Former CMC Motors finance director Sobakchand Shah has asked the High Court to dismiss the Capital Markets Authority’s application for stiffer penalties against him for his role in the 2012 financial scandal in the company, arguing that he has been punished enough.
Mr Shah says in court filings that his disqualification from holding directorship in any public listed company and the Institute of Certified Public Accountants of Kenya’s (ICPAK) Sh70,000 fine was enough punishment for his role in the scandal that nearly brought down the motor firm.
Mr Shah was punished by the capital markets regulator alongside former CEO Martin Forster, ex-Attorney General Charles Njonjo and businessman Jeremiah Kiereini.
The CMA argues that ICPAK’s penalty on Mr Shah was not commensurate with his misconduct as CMC’s finance director.
The CMA further filed a complaint against Mr Shah before the ICPAK, seeking stiffer penalties for the former finance director.
It also wants audit firm Deloitte found culpable for failing to disclose the existence of illegal offshore accounts the motor dealer’s directors ran in Jersey. Mr Shah now says the CMA should not be allowed to pursue further sanctions against him.
He insists that the capital markets regulator has not produced any evidence that was not considered in the ICPAK disciplinary committee hearings.

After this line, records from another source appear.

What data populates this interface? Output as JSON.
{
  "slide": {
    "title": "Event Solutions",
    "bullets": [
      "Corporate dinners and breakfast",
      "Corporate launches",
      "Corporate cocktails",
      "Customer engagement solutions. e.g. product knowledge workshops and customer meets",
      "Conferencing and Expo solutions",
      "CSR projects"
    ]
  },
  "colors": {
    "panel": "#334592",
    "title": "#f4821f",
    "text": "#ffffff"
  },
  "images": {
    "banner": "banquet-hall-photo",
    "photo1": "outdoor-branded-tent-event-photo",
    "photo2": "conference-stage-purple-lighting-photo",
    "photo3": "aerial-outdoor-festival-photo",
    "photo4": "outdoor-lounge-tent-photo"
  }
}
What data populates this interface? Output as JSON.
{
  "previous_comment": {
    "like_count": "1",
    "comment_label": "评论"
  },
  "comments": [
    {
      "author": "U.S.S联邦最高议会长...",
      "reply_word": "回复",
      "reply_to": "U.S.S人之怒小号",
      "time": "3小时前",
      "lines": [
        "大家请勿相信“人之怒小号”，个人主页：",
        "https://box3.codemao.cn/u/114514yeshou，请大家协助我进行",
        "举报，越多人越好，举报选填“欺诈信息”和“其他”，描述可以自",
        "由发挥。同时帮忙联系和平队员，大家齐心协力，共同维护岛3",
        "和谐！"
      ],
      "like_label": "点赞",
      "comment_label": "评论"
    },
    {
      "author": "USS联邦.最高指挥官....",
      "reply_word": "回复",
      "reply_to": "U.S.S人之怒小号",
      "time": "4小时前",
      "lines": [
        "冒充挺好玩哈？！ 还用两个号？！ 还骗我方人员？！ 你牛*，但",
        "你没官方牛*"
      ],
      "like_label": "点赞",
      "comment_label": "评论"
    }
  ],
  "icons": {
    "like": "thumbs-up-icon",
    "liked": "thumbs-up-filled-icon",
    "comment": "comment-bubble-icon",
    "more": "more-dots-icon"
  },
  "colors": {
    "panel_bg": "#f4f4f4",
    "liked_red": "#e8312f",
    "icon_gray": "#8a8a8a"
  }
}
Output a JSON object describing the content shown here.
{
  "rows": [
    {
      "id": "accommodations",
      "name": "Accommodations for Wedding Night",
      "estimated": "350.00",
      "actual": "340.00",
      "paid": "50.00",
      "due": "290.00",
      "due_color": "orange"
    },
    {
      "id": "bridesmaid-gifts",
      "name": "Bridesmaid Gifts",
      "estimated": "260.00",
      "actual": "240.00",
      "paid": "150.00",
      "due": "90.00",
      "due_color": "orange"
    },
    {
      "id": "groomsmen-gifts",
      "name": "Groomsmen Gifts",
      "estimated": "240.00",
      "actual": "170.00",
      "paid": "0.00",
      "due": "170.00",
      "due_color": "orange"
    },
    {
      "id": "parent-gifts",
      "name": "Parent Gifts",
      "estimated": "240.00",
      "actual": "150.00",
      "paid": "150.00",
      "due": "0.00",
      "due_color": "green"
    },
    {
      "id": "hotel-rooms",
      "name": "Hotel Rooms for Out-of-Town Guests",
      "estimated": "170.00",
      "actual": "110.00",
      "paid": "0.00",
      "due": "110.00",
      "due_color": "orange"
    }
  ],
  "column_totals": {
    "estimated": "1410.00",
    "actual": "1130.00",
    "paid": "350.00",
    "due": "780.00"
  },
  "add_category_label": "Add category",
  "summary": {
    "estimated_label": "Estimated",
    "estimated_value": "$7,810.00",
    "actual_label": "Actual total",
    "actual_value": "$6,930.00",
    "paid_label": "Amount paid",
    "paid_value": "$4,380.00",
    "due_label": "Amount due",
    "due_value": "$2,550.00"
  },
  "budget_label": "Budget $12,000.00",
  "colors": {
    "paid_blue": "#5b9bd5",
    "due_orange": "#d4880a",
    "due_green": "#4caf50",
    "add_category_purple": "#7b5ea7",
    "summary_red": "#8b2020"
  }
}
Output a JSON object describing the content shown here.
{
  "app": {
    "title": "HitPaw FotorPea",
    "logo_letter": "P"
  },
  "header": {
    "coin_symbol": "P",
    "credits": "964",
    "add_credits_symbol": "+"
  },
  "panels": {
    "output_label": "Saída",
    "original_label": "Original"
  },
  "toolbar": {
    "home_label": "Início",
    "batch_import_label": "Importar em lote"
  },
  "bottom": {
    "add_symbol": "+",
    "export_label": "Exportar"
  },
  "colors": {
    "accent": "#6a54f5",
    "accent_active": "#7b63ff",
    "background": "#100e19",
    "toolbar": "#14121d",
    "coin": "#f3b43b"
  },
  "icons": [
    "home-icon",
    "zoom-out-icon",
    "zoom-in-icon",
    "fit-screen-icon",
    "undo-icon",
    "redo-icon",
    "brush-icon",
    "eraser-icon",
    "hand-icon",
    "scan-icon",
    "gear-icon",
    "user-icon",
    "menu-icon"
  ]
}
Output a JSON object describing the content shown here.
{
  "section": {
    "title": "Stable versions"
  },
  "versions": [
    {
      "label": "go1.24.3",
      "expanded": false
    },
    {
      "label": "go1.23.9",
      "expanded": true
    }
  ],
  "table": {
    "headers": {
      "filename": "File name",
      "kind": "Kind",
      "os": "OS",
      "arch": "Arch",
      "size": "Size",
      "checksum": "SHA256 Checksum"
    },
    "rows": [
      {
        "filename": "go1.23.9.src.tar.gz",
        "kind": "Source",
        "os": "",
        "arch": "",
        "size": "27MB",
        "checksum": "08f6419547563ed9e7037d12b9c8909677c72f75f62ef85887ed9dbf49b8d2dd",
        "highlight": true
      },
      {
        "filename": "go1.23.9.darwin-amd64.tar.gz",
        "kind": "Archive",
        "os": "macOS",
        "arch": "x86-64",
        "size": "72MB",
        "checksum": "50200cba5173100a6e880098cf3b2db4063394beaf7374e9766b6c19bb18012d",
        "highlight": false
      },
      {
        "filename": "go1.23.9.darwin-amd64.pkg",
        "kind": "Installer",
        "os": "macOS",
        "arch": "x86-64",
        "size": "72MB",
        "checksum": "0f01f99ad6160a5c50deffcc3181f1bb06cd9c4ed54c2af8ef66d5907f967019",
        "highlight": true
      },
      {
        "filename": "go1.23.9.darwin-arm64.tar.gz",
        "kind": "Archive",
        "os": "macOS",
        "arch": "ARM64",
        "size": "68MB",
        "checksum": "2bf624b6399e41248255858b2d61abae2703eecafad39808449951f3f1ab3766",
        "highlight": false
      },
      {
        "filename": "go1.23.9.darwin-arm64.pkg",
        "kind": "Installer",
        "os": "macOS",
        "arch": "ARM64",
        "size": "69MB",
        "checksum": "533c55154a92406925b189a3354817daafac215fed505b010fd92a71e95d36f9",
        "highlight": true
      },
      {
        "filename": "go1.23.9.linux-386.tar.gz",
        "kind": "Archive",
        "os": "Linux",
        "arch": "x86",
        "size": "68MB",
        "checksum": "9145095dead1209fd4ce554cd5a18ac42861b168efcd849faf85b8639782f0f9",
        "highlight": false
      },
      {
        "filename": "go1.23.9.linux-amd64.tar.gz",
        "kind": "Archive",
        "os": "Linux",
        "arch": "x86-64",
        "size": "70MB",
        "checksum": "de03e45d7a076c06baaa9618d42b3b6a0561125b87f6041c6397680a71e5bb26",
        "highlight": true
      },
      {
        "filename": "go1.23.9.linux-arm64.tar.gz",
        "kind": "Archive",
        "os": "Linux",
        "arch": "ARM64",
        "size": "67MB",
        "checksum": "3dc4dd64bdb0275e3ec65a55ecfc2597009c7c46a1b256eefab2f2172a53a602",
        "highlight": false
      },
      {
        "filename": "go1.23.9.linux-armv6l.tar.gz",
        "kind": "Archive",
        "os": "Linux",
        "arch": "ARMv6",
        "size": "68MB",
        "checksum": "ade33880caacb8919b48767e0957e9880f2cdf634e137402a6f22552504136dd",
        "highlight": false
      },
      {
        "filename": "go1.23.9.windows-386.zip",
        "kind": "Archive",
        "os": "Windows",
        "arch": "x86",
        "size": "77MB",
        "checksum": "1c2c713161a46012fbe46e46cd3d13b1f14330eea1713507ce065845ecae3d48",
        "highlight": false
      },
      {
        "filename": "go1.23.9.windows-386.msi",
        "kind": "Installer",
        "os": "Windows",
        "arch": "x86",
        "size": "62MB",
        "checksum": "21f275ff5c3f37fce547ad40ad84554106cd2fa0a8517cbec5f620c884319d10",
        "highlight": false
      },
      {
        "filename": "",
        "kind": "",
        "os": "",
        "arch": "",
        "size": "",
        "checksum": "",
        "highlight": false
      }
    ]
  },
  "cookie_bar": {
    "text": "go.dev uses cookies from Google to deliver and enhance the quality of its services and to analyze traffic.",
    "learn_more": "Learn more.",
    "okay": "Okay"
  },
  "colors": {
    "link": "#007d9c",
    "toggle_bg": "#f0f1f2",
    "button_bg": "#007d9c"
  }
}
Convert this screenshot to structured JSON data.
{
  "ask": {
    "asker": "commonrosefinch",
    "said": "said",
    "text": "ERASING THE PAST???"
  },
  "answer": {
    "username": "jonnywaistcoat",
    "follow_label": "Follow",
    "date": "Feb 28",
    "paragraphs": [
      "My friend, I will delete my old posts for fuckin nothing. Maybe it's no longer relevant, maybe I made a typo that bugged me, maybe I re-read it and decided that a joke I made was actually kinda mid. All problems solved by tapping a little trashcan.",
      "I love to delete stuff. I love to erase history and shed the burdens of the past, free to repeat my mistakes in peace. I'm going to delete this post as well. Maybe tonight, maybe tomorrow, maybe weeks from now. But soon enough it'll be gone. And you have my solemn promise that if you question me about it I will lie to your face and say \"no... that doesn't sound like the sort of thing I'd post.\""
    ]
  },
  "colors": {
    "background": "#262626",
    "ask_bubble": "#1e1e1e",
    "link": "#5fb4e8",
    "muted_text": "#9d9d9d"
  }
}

“The CMA has not placed before court information it had that was not before the committee. If the CMA knows something which the committee did not but should have known, the CMA should have tendered it as evidence before this court. Mr Shah has a right to earn a living and maintain the standard of living he is used to. I do not understand why the CMA is hounding him more,” says Amritlal Shah, the former CMC director’s lawyer.
The CMA has enjoined audit firm Deloitte in the suit, claiming that the ICPAK virtually left it off the hook for misconduct. It claims the auditors should have reported the fraud at CMC.
The CMA says the disciplinary committee erred in failing to give any reasons, justification or legal reasoning for its “failure to consider and deliberate on the role and acts of Deloitte, its partners and finance and accounting staff in CMC at the material time.”
Deloitte is yet to respond to the suit. The regulator accuses Deloitte of misstating the auto dealer’s accounts by abetting the booking of undelivered vehicle sales as revenues and not capturing interest payments for cars sold on credit, thereby inflating its earnings.
The two other disgraced CMC directors believed to be behind the mega scam—Mr Forster and Mr Kiereini— are engaged in separate court battles against the CMA.
Mr Forster last year filed a suit seeking to strike his name out of a report compiled by South African law firm Webber Wentzel, which implicated him and other senior managers in the CMC scandal. The suit is ongoing.
Mr Kiereini is in another suit fighting a Sh195.7 million claim against him by the CMA.
The capital markets regulator reported Mr Shah and Deloitte to ICPAK after reports of massive fraud, conflict of interest, and breach of fiduciary duty at CMC that cost its shareholders billions of shillings.
ICPAK imposed a fine of Sh20,000 on the former CMC executive in addition to another Sh50,000 to meet the cost of hearing the matter. He was also suspended for two years from the institute and will have to attain 60 hours of continuous professional development before he is readmitted.
The capital markets regulator holds that Mr Shah’s role in the scam could have cost the company more than Sh1.5 billion and believes that the Sh70,000 he was ordered to pay in fines and proceeding expenses was merely a slap on the wrist.
Mr Shah, however, says the ICPAK disciplinary committee covered everything the CMA is now bringing up, and that he responded to all accusations against him at length.
The former CMC director believes the committee took into consideration all accusations and his defence to the claims before rendering its judgment.
The CMA says in its appeal before the High Court that it was denied an opportunity to give testimony at the disciplinary committee hearings as it was not invited to do so.
But Mr Shah says that the disciplinary committee was within its power to decide whether or not to call the CMA to testify as a witness in the proceedings.
He adds that such proceedings are strictly between the accountant against whom a complaint has been lodged and the disciplinary committee.
“An inquiry into professional misconduct under the Accountants Act is a matter between the accountant whose conduct is under investigation and the disciplinary committee,” Mr Shah adds.